Page 2 of 3

Re: Forum Resource Limits

Posted: Fri Jan 31, 2025 1:07 pm
by NormanDunbar
I wonder if this article on "poisoning" AI crawlers that don't follow the rules in robots.txt would be a fun punishment for them?

https://arstechnica.com/tech-policy/202 ... obots-txt/


Cheers,
Norm.

Re: Forum Resource Limits

Posted: Fri Jan 31, 2025 1:53 pm
by dilwyn
Well, the same companies that complain about red tape are usually the ones campaigning to cut red tape, despite being the ones who misbehave and cause the red tape in the first place.

While I don't normally approve of this kind of thing, taking revenge on companies and bots who behave like this is a perfectly understandable response if you've been on the receiving end of them when you consider what they do. Growing spikes is a legitimate natural defence.

Re: Forum Resource Limits

Posted: Fri Jan 31, 2025 5:36 pm
by pjw
NormanDunbar wrote: Fri Jan 31, 2025 1:07 pm I wonder if this article on "poisoning" AI crawlers that don't follow the rules in robots.txt would be a fun punishment for them?

https://arstechnica.com/tech-policy/202 ... obots-txt/

Cheers,
Norm.
I do what I can to poison the well, but only in a minor way. Today I added the robot.txt to knoware.no. It says:

Code: Select all

User-agent: *
Disallow: /
Allow: /htm/
Im hoping this means: dont go through my actual stuff, but feel free to trawl the indexes.
However, all the indexes point to the stuff I dont want them poking around in. Is what I say what I mean? I couldnt get a clear answer.

Re: Forum Resource Limits

Posted: Fri Jan 31, 2025 11:01 pm
by NormanDunbar
Hi Per,

Some info here...https://www.cloudflare.com/en-gb/learni ... obots-txt/

Disallow / prevents good bots from all of your site.
Allow /htm/ Allows then access to the entire /htm directory and anything beneath it.

Cheers,
Norm.

Re: Forum Resource Limits

Posted: Sat Feb 01, 2025 3:28 pm
by pjw
NormanDunbar wrote: Fri Jan 31, 2025 11:01 pm <>
Some info here...https://www.cloudflare.com/en-gb/learni ... obots-txt/

Disallow / prevents good bots from all of your site.
Allow /htm/ Allows then access to the entire /htm directory and anything beneath it.
<>
Thanks Norm, that helped a little.

But not knowing what bots are good or bad without spending a lot more time than Im willing to do seems a hopeless task! And the bad guys will, as usual, not give a sh*t whatever I do.

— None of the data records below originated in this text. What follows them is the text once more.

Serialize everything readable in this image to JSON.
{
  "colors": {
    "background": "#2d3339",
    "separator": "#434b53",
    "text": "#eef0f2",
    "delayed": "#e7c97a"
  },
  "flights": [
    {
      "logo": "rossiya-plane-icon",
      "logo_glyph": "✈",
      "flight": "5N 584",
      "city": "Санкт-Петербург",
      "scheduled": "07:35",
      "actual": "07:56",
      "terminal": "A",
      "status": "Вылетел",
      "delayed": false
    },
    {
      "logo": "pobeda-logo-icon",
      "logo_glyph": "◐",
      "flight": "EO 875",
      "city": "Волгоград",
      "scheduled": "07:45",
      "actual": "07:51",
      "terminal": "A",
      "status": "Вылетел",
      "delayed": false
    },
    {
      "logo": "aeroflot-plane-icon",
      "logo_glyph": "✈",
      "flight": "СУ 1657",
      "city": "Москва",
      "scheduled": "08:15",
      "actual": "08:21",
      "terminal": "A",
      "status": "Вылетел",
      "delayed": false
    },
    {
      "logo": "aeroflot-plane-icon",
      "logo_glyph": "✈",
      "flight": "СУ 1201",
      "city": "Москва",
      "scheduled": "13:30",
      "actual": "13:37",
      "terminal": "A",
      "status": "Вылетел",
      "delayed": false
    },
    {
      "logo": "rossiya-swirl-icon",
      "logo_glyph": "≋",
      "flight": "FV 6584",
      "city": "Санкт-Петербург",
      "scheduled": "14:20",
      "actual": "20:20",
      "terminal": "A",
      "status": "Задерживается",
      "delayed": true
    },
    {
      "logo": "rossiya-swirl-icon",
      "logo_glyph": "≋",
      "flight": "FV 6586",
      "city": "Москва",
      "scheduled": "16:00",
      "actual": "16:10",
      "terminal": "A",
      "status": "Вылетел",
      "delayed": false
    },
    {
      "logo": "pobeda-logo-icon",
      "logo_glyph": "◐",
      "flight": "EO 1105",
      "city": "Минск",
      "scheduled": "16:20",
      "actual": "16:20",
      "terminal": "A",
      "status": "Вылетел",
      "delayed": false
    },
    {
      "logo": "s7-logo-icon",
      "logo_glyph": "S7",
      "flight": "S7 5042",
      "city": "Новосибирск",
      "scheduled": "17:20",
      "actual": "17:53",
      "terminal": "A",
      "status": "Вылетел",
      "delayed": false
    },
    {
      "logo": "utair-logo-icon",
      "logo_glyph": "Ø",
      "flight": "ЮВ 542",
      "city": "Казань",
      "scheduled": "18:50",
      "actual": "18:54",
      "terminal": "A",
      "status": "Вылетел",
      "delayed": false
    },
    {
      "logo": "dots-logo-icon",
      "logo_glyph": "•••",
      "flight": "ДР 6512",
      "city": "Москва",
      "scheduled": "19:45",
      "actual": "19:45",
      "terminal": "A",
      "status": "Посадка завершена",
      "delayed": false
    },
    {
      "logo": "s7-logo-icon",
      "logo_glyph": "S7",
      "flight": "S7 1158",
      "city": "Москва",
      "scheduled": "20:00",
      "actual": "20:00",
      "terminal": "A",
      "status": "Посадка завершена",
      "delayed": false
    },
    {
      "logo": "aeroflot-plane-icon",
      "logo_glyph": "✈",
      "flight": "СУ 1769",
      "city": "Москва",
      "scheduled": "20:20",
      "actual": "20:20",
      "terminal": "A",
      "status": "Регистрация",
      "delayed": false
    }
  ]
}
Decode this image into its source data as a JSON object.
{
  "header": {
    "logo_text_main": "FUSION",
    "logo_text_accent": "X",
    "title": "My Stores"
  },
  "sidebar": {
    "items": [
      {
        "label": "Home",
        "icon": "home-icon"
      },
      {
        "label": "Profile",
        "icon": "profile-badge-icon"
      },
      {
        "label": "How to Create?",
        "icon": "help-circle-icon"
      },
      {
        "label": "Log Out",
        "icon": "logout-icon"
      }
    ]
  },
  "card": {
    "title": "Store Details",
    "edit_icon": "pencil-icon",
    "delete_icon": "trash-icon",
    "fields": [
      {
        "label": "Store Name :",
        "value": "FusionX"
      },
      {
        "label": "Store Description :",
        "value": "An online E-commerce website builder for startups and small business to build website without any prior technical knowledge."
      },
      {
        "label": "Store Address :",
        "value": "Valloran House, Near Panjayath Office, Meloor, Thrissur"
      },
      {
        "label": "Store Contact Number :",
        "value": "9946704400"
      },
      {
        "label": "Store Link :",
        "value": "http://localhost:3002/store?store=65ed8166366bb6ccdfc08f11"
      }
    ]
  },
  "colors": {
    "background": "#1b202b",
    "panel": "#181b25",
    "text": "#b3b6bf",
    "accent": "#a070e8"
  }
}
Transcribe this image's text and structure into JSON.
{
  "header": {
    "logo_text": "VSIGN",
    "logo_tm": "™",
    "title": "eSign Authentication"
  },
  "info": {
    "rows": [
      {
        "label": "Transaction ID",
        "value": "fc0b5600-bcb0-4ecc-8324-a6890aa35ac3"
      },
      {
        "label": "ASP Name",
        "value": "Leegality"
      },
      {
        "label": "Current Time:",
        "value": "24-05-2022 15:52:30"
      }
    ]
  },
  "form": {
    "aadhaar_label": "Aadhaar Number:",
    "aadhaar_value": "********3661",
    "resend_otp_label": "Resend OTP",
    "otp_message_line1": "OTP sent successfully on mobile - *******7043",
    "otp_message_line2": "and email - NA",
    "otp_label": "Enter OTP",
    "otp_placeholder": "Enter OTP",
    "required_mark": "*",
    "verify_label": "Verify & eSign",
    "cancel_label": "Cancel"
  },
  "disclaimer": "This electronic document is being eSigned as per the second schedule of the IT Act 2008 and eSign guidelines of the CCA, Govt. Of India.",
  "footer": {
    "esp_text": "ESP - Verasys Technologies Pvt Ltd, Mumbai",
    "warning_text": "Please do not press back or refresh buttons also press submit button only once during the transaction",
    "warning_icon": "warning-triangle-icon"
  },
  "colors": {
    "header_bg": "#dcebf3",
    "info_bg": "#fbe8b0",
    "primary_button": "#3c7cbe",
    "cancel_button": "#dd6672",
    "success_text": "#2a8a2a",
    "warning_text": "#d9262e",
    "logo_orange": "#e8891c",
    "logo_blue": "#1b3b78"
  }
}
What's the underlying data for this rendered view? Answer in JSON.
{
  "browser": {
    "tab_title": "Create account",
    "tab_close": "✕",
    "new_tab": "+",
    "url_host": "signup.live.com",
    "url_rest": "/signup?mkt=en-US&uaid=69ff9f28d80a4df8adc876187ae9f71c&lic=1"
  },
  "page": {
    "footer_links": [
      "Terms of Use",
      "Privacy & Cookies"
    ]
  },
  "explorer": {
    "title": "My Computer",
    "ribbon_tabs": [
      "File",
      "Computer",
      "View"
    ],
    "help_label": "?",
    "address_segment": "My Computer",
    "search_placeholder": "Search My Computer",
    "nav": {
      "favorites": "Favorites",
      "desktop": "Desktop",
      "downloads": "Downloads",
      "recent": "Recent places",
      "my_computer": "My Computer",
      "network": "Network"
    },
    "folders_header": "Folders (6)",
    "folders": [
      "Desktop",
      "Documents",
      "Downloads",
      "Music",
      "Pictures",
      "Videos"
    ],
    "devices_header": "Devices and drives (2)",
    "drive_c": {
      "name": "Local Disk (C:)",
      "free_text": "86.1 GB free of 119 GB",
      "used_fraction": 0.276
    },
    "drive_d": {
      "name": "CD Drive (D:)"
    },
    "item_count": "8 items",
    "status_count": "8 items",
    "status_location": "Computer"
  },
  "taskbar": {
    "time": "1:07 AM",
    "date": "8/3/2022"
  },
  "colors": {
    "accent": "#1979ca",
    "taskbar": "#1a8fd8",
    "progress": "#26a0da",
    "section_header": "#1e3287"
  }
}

I ended up scraping the robots.txt files of a few sites I trust, weeding out duplicates and combining them. My main objective, apart from not feeding the beast, is to minimise unwanted traffic so as to spare the server.

Re: Forum Resource Limits

Posted: Sat Feb 08, 2025 5:45 am
by NormanDunbar
Morning all,

Just a heads up, I got the Resource limit reached error this morning at 05:43 twice. There was only me and 0 guests on the forum at the time!

Cheers,
Norm.

Re: Forum Resource Limits

Posted: Sat Feb 08, 2025 9:50 am
by RalfR
What are you doing on the Internet at this time of day? ;)

By the way, I had the same error a minute ago.

Re: Forum Resource Limits

Posted: Sat Feb 08, 2025 10:10 am
by XorA
RalfR wrote: Sat Feb 08, 2025 9:50 am What are you doing on the Internet at this time of day? ;)

By the way, I had the same error a minute ago.
There are some changes coming which should improve this, please wait for announcement from the admins!

Re: Forum Resource Limits

Posted: Sat Feb 08, 2025 9:27 pm
by NormanDunbar
RalfR wrote: Sat Feb 08, 2025 9:50 am What are you doing on the Internet at this time of day? ;)
I was surprisingly wide awake at 03:45 this morning. No reason, I just was. :( :( :( :( :(

Cheers,
Norm.

Re: Forum Resource Limits

Posted: Sat Feb 08, 2025 9:42 pm
by RalfR
NormanDunbar wrote: Sat Feb 08, 2025 9:27 pmI was surprisingly wide awake at 03:45 this morning. No reason, I just was. :( :( :( :( :(
I know that...unfortunately.